Zusammen mit meiner weitverzweigten schwarzen und weißen Verwandtschaft in den USA freue ich mich sehr über die bewegende und ermutigende Amtseinführung von Joe Biden, die ich aufmerksam am
Bildschirm verfolgt habe. Ich habe meine Ohren gespitzt, als ein Jesuitenpater das Eröffnungsgebet sprach. Er stellte sich als Schüler von Peter Delp vor. Ich bin zu Beginn meines religiösen
Pilgerwegs mit 20 Jahre katholisch geworden. Der Jesuit, der mich damals in die Kirche aufnahm, war Pater Bolkovac, der mit Delp zusammen über fünf Jahre im KZ gelitten und später dessen geheime
Notizen herausgegeben hat. Er hat mich damals zu geistlichen Übungen anhand von Delps Meditationen eingeladen.

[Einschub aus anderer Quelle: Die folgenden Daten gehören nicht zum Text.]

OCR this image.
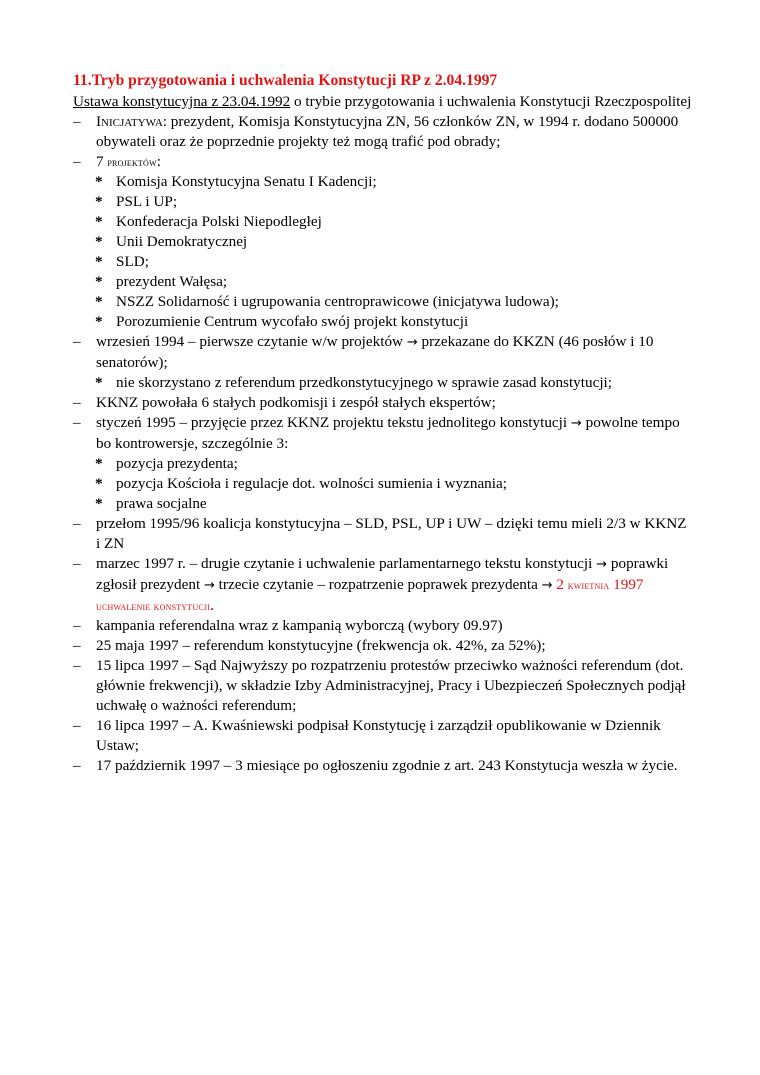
11.Tryb przygotowania i uchwalenia Konstytucji RP z 2.04.1997
Ustawa konstytucyjna z 23.04.1992 o trybie przygotowania i uchwalenia Konstytucji Rzeczpospolitej
– Inicjatywa: prezydent, Komisja Konstytucyjna ZN, 56 członków ZN, w 1994 r. dodano 500000 obywateli oraz że poprzednie projekty też mogą trafić pod obrady;
– 7 projektów:
* Komisja Konstytucyjna Senatu I Kadencji;
* PSL i UP;
* Konfederacja Polski Niepodległej
* Unii Demokratycznej
* SLD;
* prezydent Wałęsa;
* NSZZ Solidarność i ugrupowania centroprawicowe (inicjatywa ludowa);
* Porozumienie Centrum wycofało swój projekt konstytucji
– wrzesień 1994 – pierwsze czytanie w/w projektów → przekazane do KKZN (46 posłów i 10 senatorów);
* nie skorzystano z referendum przedkonstytucyjnego w sprawie zasad konstytucji;
– KKNZ powołała 6 stałych podkomisji i zespół stałych ekspertów;
– styczeń 1995 – przyjęcie przez KKNZ projektu tekstu jednolitego konstytucji → powolne tempo bo kontrowersje, szczególnie 3:
* pozycja prezydenta;
* pozycja Kościoła i regulacje dot. wolności sumienia i wyznania;
* prawa socjalne
– przełom 1995/96 koalicja konstytucyjna – SLD, PSL, UP i UW – dzięki temu mieli 2/3 w KKNZ i ZN
– marzec 1997 r. – drugie czytanie i uchwalenie parlamentarnego tekstu konstytucji → poprawki zgłosił prezydent → trzecie czytanie – rozpatrzenie poprawek prezydenta → 2 kwietnia 1997
uchwalenie konstytucji.
– kampania referendalna wraz z kampanią wyborczą (wybory 09.97)
– 25 maja 1997 – referendum konstytucyjne (frekwencja ok. 42%, za 52%);
– 15 lipca 1997 – Sąd Najwyższy po rozpatrzeniu protestów przeciwko ważności referendum (dot. głównie frekwencji), w składzie Izby Administracyjnej, Pracy i Ubezpieczeń Społecznych podjął uchwałę o ważności referendum;
– 16 lipca 1997 – A. Kwaśniewski podpisał Konstytucję i zarządził opublikowanie w Dziennik Ustaw;
– 17 październik 1997 – 3 miesiące po ogłoszeniu zgodnie z art. 243 Konstytucja weszła w życie.
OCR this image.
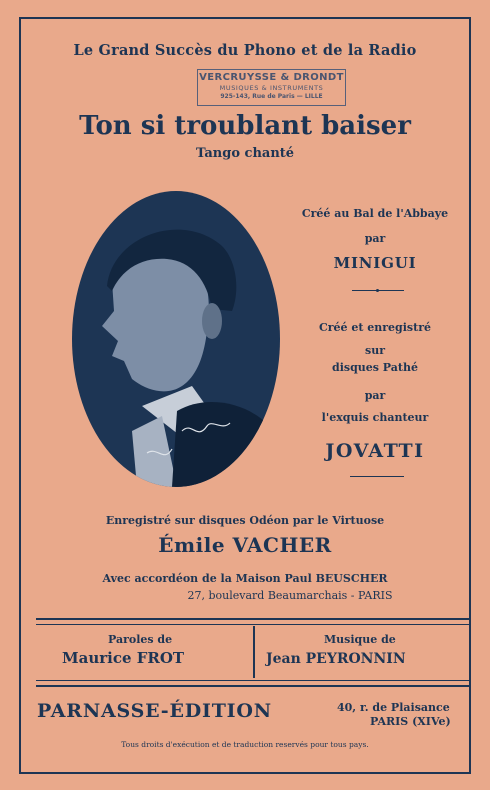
Le Grand Succès du Phono et de la Radio
VERCRUYSSE & DRONDT
MUSIQUES & INSTRUMENTS
925-143, Rue de Paris — LILLE
Ton si troublant baiser
Tango chanté
Créé au Bal de l'Abbaye
par
MINIGUI
Créé et enregistré
sur
disques Pathé
par
l'exquis chanteur
JOVATTI
Enregistré sur disques Odéon par le Virtuose
Émile VACHER
Avec accordéon de la Maison Paul BEUSCHER
27, boulevard Beaumarchais - PARIS
Paroles de
Maurice FROT
Musique de
Jean PEYRONNIN
PARNASSE-ÉDITION	40, r. de Plaisance
PARIS (XIVe)
Tous droits d'exécution et de traduction reservés pour tous pays.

Joe Bidens Geburtsstadt Wilmington, die in diesen Tagen immer wieder in den TV-Programmen gezeigt wurde, kenne ich aus eigener Anschauung. In meiner Reportage aus dem anderen Amerika, "Die
Muttermilchpumpe", 1980 erschienen, habe ich der Stadt ein eigenes Kapitel gewidmet. Im Frühjahr 1979 habe ich in Wilmington an einer Kundgebung für die Freilassung der Wilmington 10, der Zehn
aus Wilmington, teilgenommen, bei der Angela Davis die Hauptrede gehalten hat und ich ein paar Grußworte im Namen meiner deutschen Genossen gesprochen habe. Es handelt sich um zehn
Bürgerrechtskämpfer aus der Stadt, die 1972 zu insgesamt 282 Jahre Zuchthaus und Gefängnis verurteilt wurden, unter ihnen Ben Chavis, einer der bekanntesten Aktivisten der schwarzen
Bürgerrechtsbewegung. Die Proteste, die von der Allianz gegen rassistische und politische Unterdrückung getragen und schließlich weltweit unterstützt wurden, hatten schließlich Erfolg. Die
Urteile wurden nach und nach aufgehoben, weil die Hauptbelastungszeugen ihre Aussagen widerrufen haben. Leider fehlte in der deutschen Berichterstattung dieses traurige Beispiel aus der
amerikanischen Rassenjustiz. Aber Joe Biden hat daraus gewiss seine Lehren gezogen.